A few seconds after the nerve block, the patient complained of discomfort in the ipsilateral
eye and of double vision. On examination, the patient was unable to abduct the left
eye, suggesting a palsy of the left abducens (CN VI) nerve. The eyelid had a slight
droop (ptosis). All other eye movements were normal. There was no noticeable blanching
of skin or numbness of upper face. Subsequent evaluation by a neurologist and an ophthalmologist
was unremarkable, and the patient was reassured and managed conservatively. His symptoms
resolved slowly over a period of 2 months, and the patient reported that his diplopia
had ceased and that his vision had become normal.
Discussion
Similar cases of lateral rectus palsy have been described in dental literature, with
both superior and inferior alveolar nerve blocks.[2]
[3] However, to the best of our knowledge, this complication has not been reported with
extraoral blockade of the maxillary branch of the trigeminal nerve. In this case,
a couple of anatomical reasons may be offered. First, accidental puncture and injection
of anesthetic agents into the middle meningeal artery remains the most likely explanation.
The middle meningeal artery is a branch of the maxillary artery and enters the skull
via the foramen spinosum. It gives off several branches within the middle cranial
fossa, and branches back to the lacrimal and ophthalmic arteries. There is a possibility
of retrograde flow of the anesthetic to the eye when the solution is injected under
pressure, with a reduction in arterial pressure gradient during diastole.[1] Second, accidental intravenous injection of anesthetics may cause flow toward the
cavernous sinus via the pterygoid plexus and emissary veins. The abducens nerve runs
through the cavernous sinus, and the oculomotor, trochlear, and ophthalmic and maxillary
divisions of the trigeminal nerve lie within its lateral wall, which explains the
occurrence of ophthalmological complications.[4] Owing to its location within the cavernous sinus, the abducens nerve may be most
susceptible to the effects of intravascularly deposited anesthetic agents.
Though ophthalmical complications after maxillary nerve blockade are extremely rare,
they are distressing events. Previous articles suggested aspiration prior to deposition
of anesthetic solutions. However, this case shows that such complications are possible
despite all precautions being taken. If the patient reports diplopia, injection should
be stopped immediately and patient examination to be followed. Eye movements, blindness,
facial muscle movement, and blanching of skin should be assessed. The patient should
be reassured that this is a transient event that should resolve as the action of the
anesthetic agent ceases. The patient should be escorted home and advised against driving
until normal sight returns. Ophthalmological and neurological consultations may be
advisable if complications last longer than anticipated. In this case, the complications
lasted for 2 months possibly due to use of absolute alcohol as the neurolytic agent.
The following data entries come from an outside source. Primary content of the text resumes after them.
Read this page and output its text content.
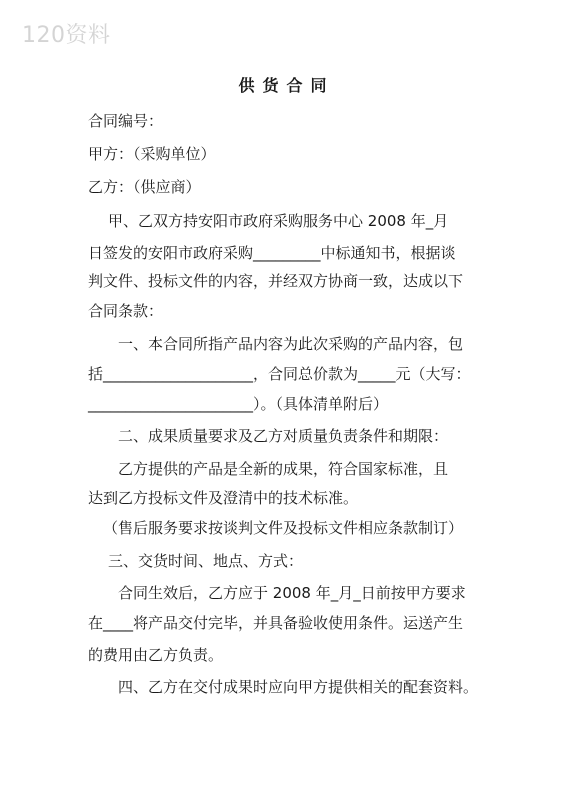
120资料
供货合同
合同编号：
甲方：（采购单位）
乙方：（供应商）
甲、乙双方持安阳市政府采购服务中心 2008 年_月
日签发的安阳市政府采购_________中标通知书，根据谈
判文件、投标文件的内容，并经双方协商一致，达成以下
合同条款：
一、本合同所指产品内容为此次采购的产品内容，包
括____________________，合同总价款为_____元（大写：
______________________）。（具体清单附后）
二、成果质量要求及乙方对质量负责条件和期限：
乙方提供的产品是全新的成果，符合国家标准，且
达到乙方投标文件及澄清中的技术标准。
（售后服务要求按谈判文件及投标文件相应条款制订）
三、交货时间、地点、方式：
合同生效后，乙方应于 2008 年_月_日前按甲方要求
在____将产品交付完毕，并具备验收使用条件。运送产生
的费用由乙方负责。
四、乙方在交付成果时应向甲方提供相关的配套资料。
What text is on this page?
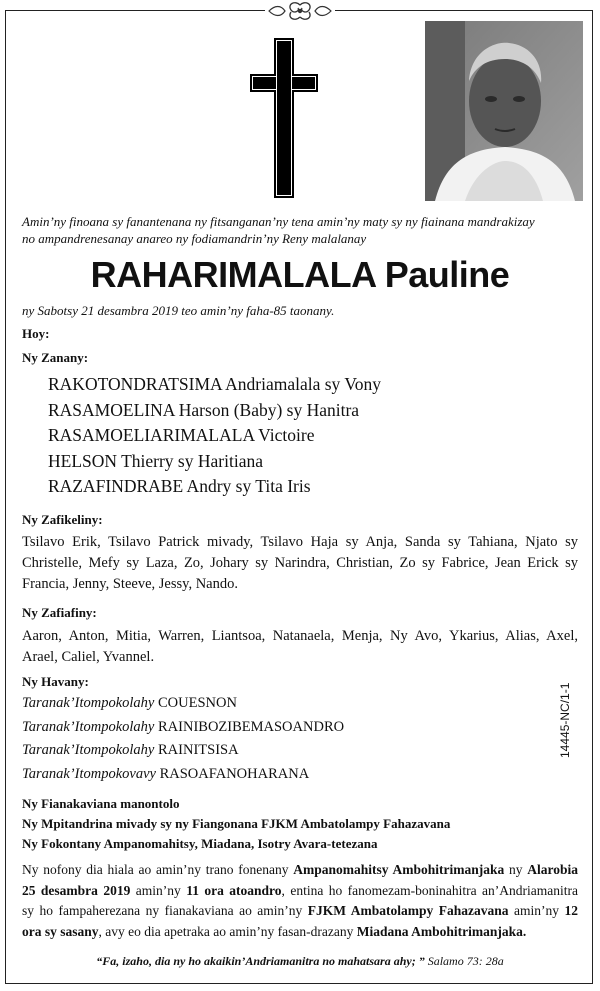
Amin’ny finoana sy fanantenana ny fitsanganan’ny tena amin’ny maty sy ny fiainana mandrakizay
no ampandrenesanay anareo ny fodiamandrin’ny Reny malalanay
RAHARIMALALA Pauline
ny Sabotsy 21 desambra 2019 teo amin’ny faha-85 taonany.
Hoy:
Ny Zanany:
RAKOTONDRATSIMA Andriamalala sy Vony
RASAMOELINA Harson (Baby) sy Hanitra
RASAMOELIARIMALALA Victoire
HELSON Thierry sy Haritiana
RAZAFINDRABE Andry sy Tita Iris
Ny Zafikeliny:
Tsilavo Erik, Tsilavo Patrick mivady, Tsilavo Haja sy Anja, Sanda sy Tahiana, Njato sy
Christelle, Mefy sy Laza, Zo, Johary sy Narindra, Christian, Zo sy Fabrice, Jean Erick sy
Francia, Jenny, Steeve, Jessy, Nando.
Ny Zafiafiny:
Aaron, Anton, Mitia, Warren, Liantsoa, Natanaela, Menja, Ny Avo, Ykarius, Alias, Axel,
Arael, Caliel, Yvannel.
Ny Havany:
Taranak’Itompokolahy COUESNON
Taranak’Itompokolahy RAINIBOZIBEMASOANDRO
Taranak’Itompokolahy RAINITSISA
Taranak’Itompokovavy RASOAFANOHARANA
Ny Fianakaviana manontolo
Ny Mpitandrina mivady sy ny Fiangonana FJKM Ambatolampy Fahazavana
Ny Fokontany Ampanomahitsy, Miadana, Isotry Avara-tetezana
Ny nofony dia hiala ao amin’ny trano fonenany Ampanomahitsy Ambohitrimanjaka ny Alarobia
25 desambra 2019 amin’ny 11 ora atoandro, entina ho fanomezam-boninahitra an’Andriamanitra
sy ho fampaherezana ny fianakaviana ao amin’ny FJKM Ambatolampy Fahazavana amin’ny 12
ora sy sasany, avy eo dia apetraka ao amin’ny fasan-drazany Miadana Ambohitrimanjaka.
“Fa, izaho, dia ny ho akaikin’Andriamanitra no mahatsara ahy; ” Salamo 73: 28a
14445-NC/1-1
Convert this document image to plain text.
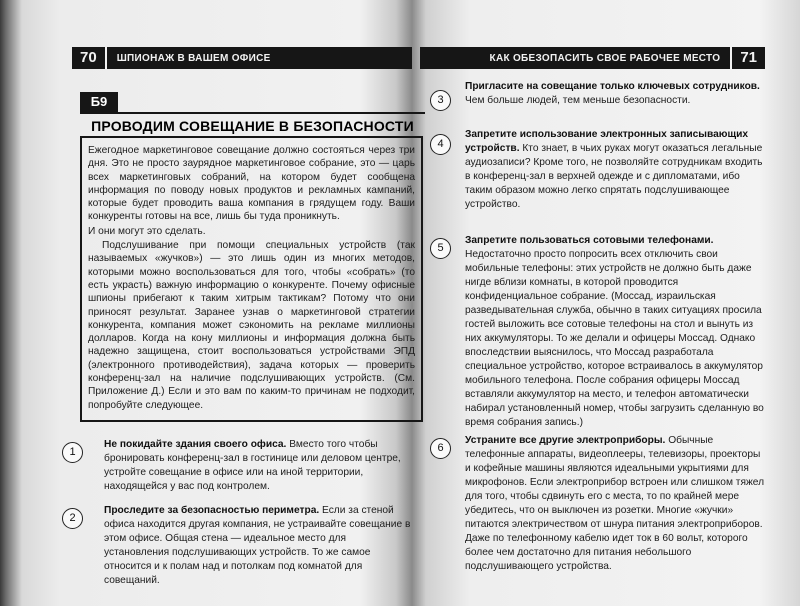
70	ШПИОНАЖ В ВАШЕМ ОФИСЕ
Б9
ПРОВОДИМ СОВЕЩАНИЕ В БЕЗОПАСНОСТИ

Ежегодное маркетинговое совещание должно состояться через три дня. Это не просто заурядное маркетинговое собрание, это — царь всех маркетинговых собраний, на котором будет сообщена информация по поводу новых продуктов и рекламных кампаний, которые будет проводить ваша компания в грядущем году. Ваши конкуренты готовы на все, лишь бы туда проникнуть.

И они могут это сделать.

Подслушивание при помощи специальных устройств (так называемых «жучков») — это лишь один из многих методов, которыми можно воспользоваться для того, чтобы «собрать» (то есть украсть) важную информацию о конкуренте. Почему офисные шпионы прибегают к таким хитрым тактикам? Потому что они приносят результат. Заранее узнав о маркетинговой стратегии конкурента, компания может сэкономить на рекламе миллионы долларов. Когда на кону миллионы и информация должна быть надежно защищена, стоит воспользоваться устройствами ЭПД (электронного противодействия), задача которых — проверить конференц-зал на наличие подслушивающих устройств. (См. Приложение Д.) Если и это вам по каким-то причинам не подходит, попробуйте следующее.

1

Не покидайте здания своего офиса. Вместо того чтобы бронировать конференц-зал в гостинице или деловом центре, устройте совещание в офисе или на иной территории, находящейся у вас под контролем.

2

Проследите за безопасностью периметра. Если за стеной офиса находится другая компания, не устраивайте совещание в этом офисе. Общая стена — идеальное место для установления подслушивающих устройств. То же самое относится и к полам над и потолкам под комнатой для совещаний.

КАК ОБЕЗОПАСИТЬ СВОЕ РАБОЧЕЕ МЕСТО	71
3

Пригласите на совещание только ключевых сотрудников. Чем больше людей, тем меньше безопасности.

4

Запретите использование электронных записывающих устройств. Кто знает, в чьих руках могут оказаться легальные аудиозаписи? Кроме того, не позволяйте сотрудникам входить в конференц-зал в верхней одежде и с дипломатами, ибо таким образом можно легко спрятать подслушивающее устройство.

5

Запретите пользоваться сотовыми телефонами. Недостаточно просто попросить всех отключить свои мобильные телефоны: этих устройств не должно быть даже нигде вблизи комнаты, в которой проводится конфиденциальное собрание. (Моссад, израильская разведывательная служба, обычно в таких ситуациях просила гостей выложить все сотовые телефоны на стол и вынуть из них аккумуляторы. То же делали и офицеры Моссад. Однако впоследствии выяснилось, что Моссад разработала специальное устройство, которое встраивалось в аккумулятор мобильного телефона. После собрания офицеры Моссад вставляли аккумулятор на место, и телефон автоматически набирал установленный номер, чтобы загрузить сделанную во время собрания запись.)

6

Устраните все другие электроприборы. Обычные телефонные аппараты, видеоплееры, телевизоры, проекторы и кофейные машины являются идеальными укрытиями для микрофонов. Если электроприбор встроен или слишком тяжел для того, чтобы сдвинуть его с места, то по крайней мере убедитесь, что он выключен из розетки. Многие «жучки» питаются электричеством от шнура питания электроприборов. Даже по телефонному кабелю идет ток в 60 вольт, которого более чем достаточно для питания небольшого подслушивающего устройства.
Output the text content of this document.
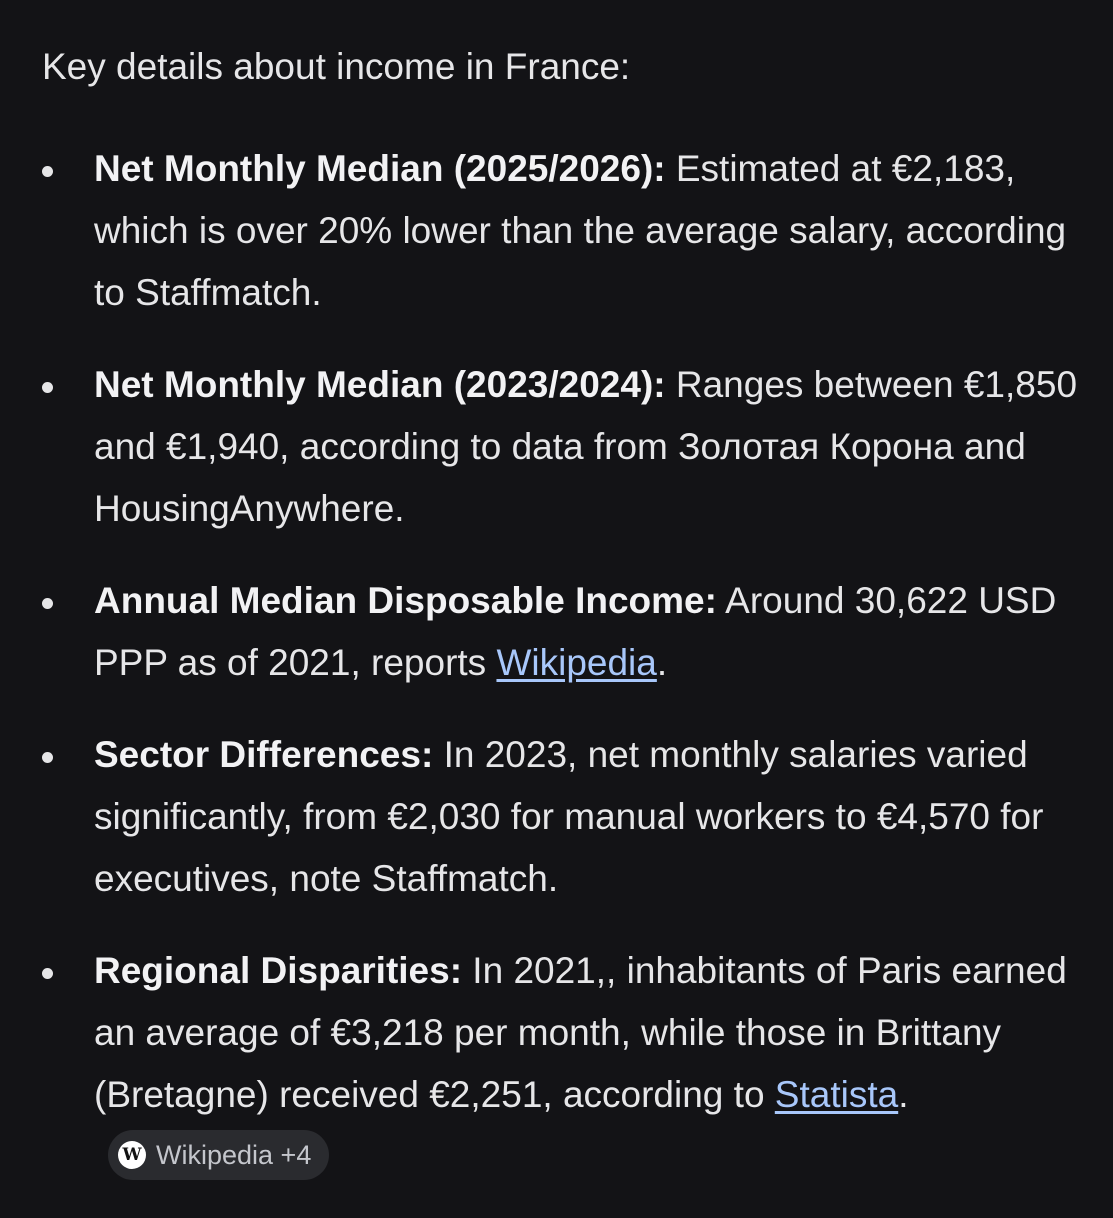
Key details about income in France:

Net Monthly Median (2025/2026): Estimated at €2,183, which is over 20% lower than the average salary, according to Staffmatch.
Net Monthly Median (2023/2024): Ranges between €1,850 and €1,940, according to data from Золотая Корона and HousingAnywhere.
Annual Median Disposable Income: Around 30,622 USD PPP as of 2021, reports Wikipedia.
Sector Differences: In 2023, net monthly salaries varied significantly, from €2,030 for manual workers to €4,570 for executives, note Staffmatch.
Regional Disparities: In 2021,, inhabitants of Paris earned an average of €3,218 per month, while those in Brittany (Bretagne) received €2,251, according to Statista.
W Wikipedia +4
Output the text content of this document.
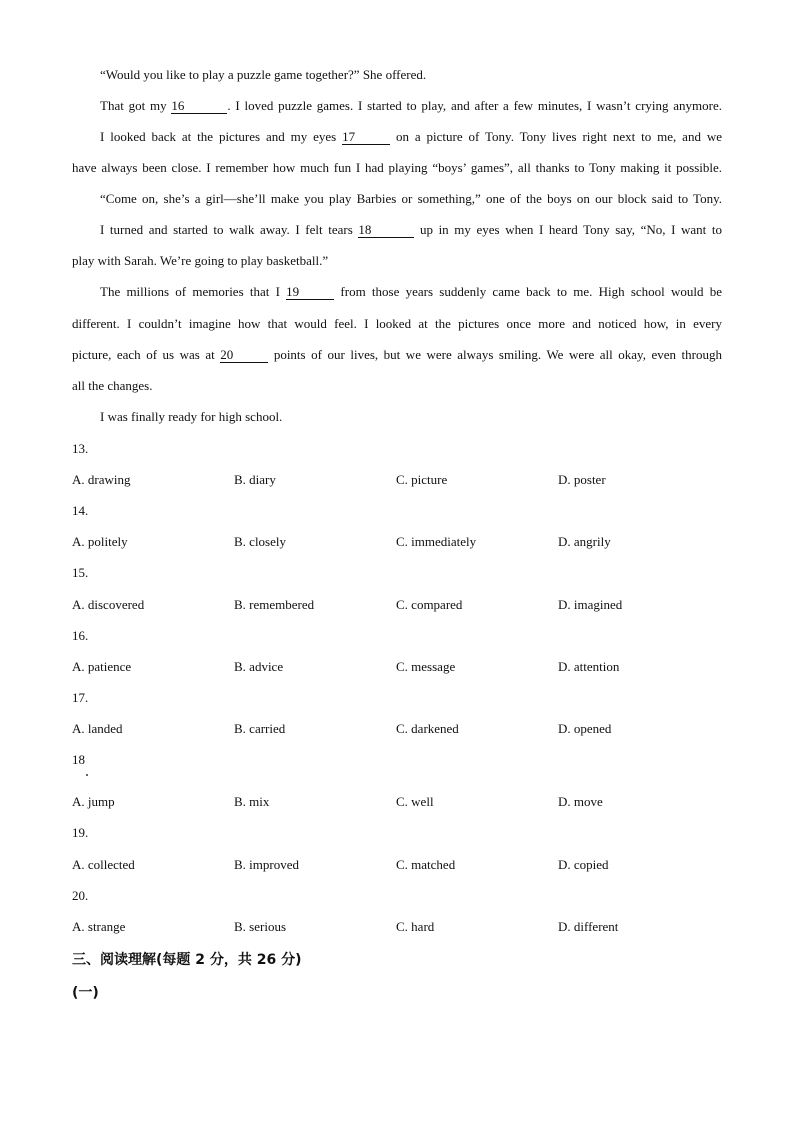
“Would you like to play a puzzle game together?” She offered.
That got my 16	. I loved puzzle games. I started to play, and after a few minutes, I wasn’t crying anymore.
I looked back at the pictures and my eyes 17	on a picture of Tony. Tony lives right next to me, and we
have always been close. I remember how much fun I had playing “boys’ games”, all thanks to Tony making it possible.
“Come on, she’s a girl—she’ll make you play Barbies or something,” one of the boys on our block said to Tony.
I turned and started to walk away. I felt tears 18	up in my eyes when I heard Tony say, “No, I want to
play with Sarah. We’re going to play basketball.”
The millions of memories that I 19	from those years suddenly came back to me. High school would be
different. I couldn’t imagine how that would feel. I looked at the pictures once more and noticed how, in every
picture, each of us was at 20	points of our lives, but we were always smiling. We were all okay, even through
all the changes.
I was finally ready for high school.
13.
A. drawing	B. diary	C. picture	D. poster
14.
A. politely	B. closely	C. immediately	D. angrily
15.
A. discovered	B. remembered	C. compared	D. imagined
16.
A. patience	B. advice	C. message	D. attention
17.
A. landed	B. carried	C. darkened	D. opened
18
A. jump	B. mix	C. well	D. move
19.
A. collected	B. improved	C. matched	D. copied
20.
A. strange	B. serious	C. hard	D. different
三、阅读理解(每题 2 分，共 26 分)
(一)
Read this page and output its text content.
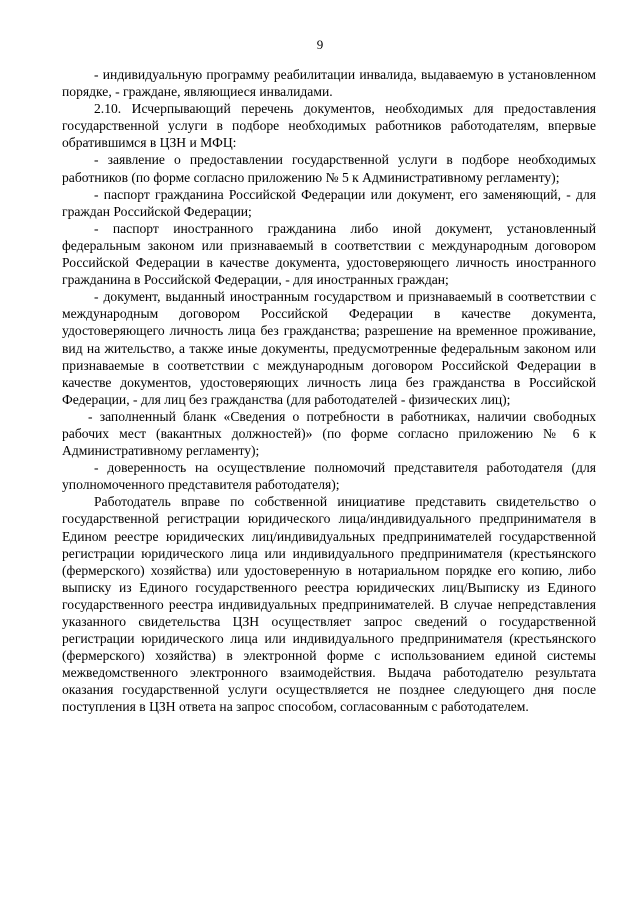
9

- индивидуальную программу реабилитации инвалида, выдаваемую в установленном порядке, - граждане, являющиеся инвалидами.

2.10. Исчерпывающий перечень документов, необходимых для предоставления государственной услуги в подборе необходимых работников работодателям, впервые обратившимся в ЦЗН и МФЦ:

- заявление о предоставлении государственной услуги в подборе необходимых работников (по форме согласно приложению № 5 к Административному регламенту);

- паспорт гражданина Российской Федерации или документ, его заменяющий, - для граждан Российской Федерации;

- паспорт иностранного гражданина либо иной документ, установленный федеральным законом или признаваемый в соответствии с международным договором Российской Федерации в качестве документа, удостоверяющего личность иностранного гражданина в Российской Федерации, - для иностранных граждан;

- документ, выданный иностранным государством и признаваемый в соответствии с международным договором Российской Федерации в качестве документа, удостоверяющего личность лица без гражданства; разрешение на временное проживание, вид на жительство, а также иные документы, предусмотренные федеральным законом или признаваемые в соответствии с международным договором Российской Федерации в качестве документов, удостоверяющих личность лица без гражданства в Российской Федерации, - для лиц без гражданства (для работодателей - физических лиц);

- заполненный бланк «Сведения о потребности в работниках, наличии свободных рабочих мест (вакантных должностей)» (по форме согласно приложению № 6 к Административному регламенту);

- доверенность на осуществление полномочий представителя работодателя (для уполномоченного представителя работодателя);

Работодатель вправе по собственной инициативе представить свидетельство о государственной регистрации юридического лица/индивидуального предпринимателя в Едином реестре юридических лиц/индивидуальных предпринимателей государственной регистрации юридического лица или индивидуального предпринимателя (крестьянского (фермерского) хозяйства) или удостоверенную в нотариальном порядке его копию, либо выписку из Единого государственного реестра юридических лиц/Выписку из Единого государственного реестра индивидуальных предпринимателей. В случае непредставления указанного свидетельства ЦЗН осуществляет запрос сведений о государственной регистрации юридического лица или индивидуального предпринимателя (крестьянского (фермерского) хозяйства) в электронной форме с использованием единой системы межведомственного электронного взаимодействия. Выдача работодателю результата оказания государственной услуги осуществляется не позднее следующего дня после поступления в ЦЗН ответа на запрос способом, согласованным с работодателем.
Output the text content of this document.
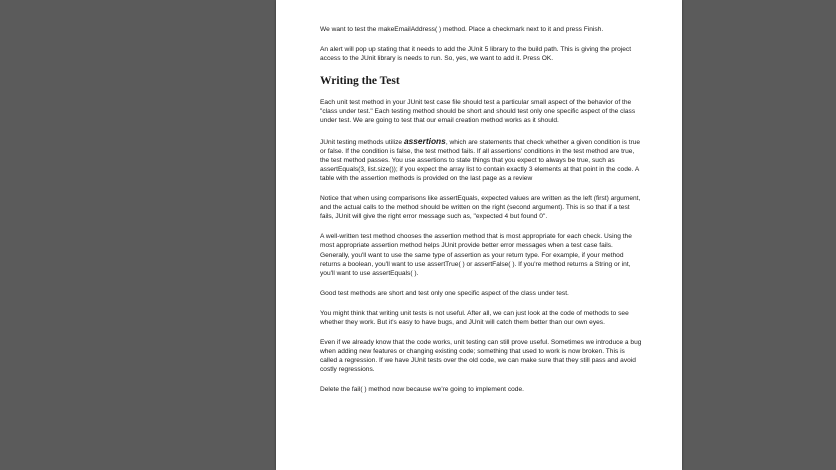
We want to test the makeEmailAddress( ) method. Place a checkmark next to it and press Finish.

An alert will pop up stating that it needs to add the JUnit 5 library to the build path. This is giving the project access to the JUnit library is needs to run. So, yes, we want to add it. Press OK.

Writing the Test

Each unit test method in your JUnit test case file should test a particular small aspect of the behavior of the "class under test." Each testing method should be short and should test only one specific aspect of the class under test. We are going to test that our email creation method works as it should.

JUnit testing methods utilize assertions, which are statements that check whether a given condition is true or false. If the condition is false, the test method fails. If all assertions' conditions in the test method are true, the test method passes. You use assertions to state things that you expect to always be true, such as assertEquals(3, list.size()); if you expect the array list to contain exactly 3 elements at that point in the code. A table with the assertion methods is provided on the last page as a review

Notice that when using comparisons like assertEquals, expected values are written as the left (first) argument, and the actual calls to the method should be written on the right (second argument). This is so that if a test fails, JUnit will give the right error message such as, "expected 4 but found 0".

A well-written test method chooses the assertion method that is most appropriate for each check. Using the most appropriate assertion method helps JUnit provide better error messages when a test case fails. Generally, you'll want to use the same type of assertion as your return type. For example, if your method returns a boolean, you'll want to use assertTrue( ) or assertFalse( ). If you're method returns a String or int, you'll want to use assertEquals( ).

Good test methods are short and test only one specific aspect of the class under test.

You might think that writing unit tests is not useful. After all, we can just look at the code of methods to see whether they work. But it's easy to have bugs, and JUnit will catch them better than our own eyes.

Even if we already know that the code works, unit testing can still prove useful. Sometimes we introduce a bug when adding new features or changing existing code; something that used to work is now broken. This is called a regression. If we have JUnit tests over the old code, we can make sure that they still pass and avoid costly regressions.

Delete the fail( ) method now because we're going to implement code.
To conclude, we reported a case of reversible abducens nerve palsy associated with
extraoral maxillary blockade of the trigeminal nerve. This complication occurred despite
precautions such as aspiration and confirmation of needle tip with stimulation. Knowledge
of such unanticipated complication and its potential cause may help the physician
in planning for an appropriate management protocol.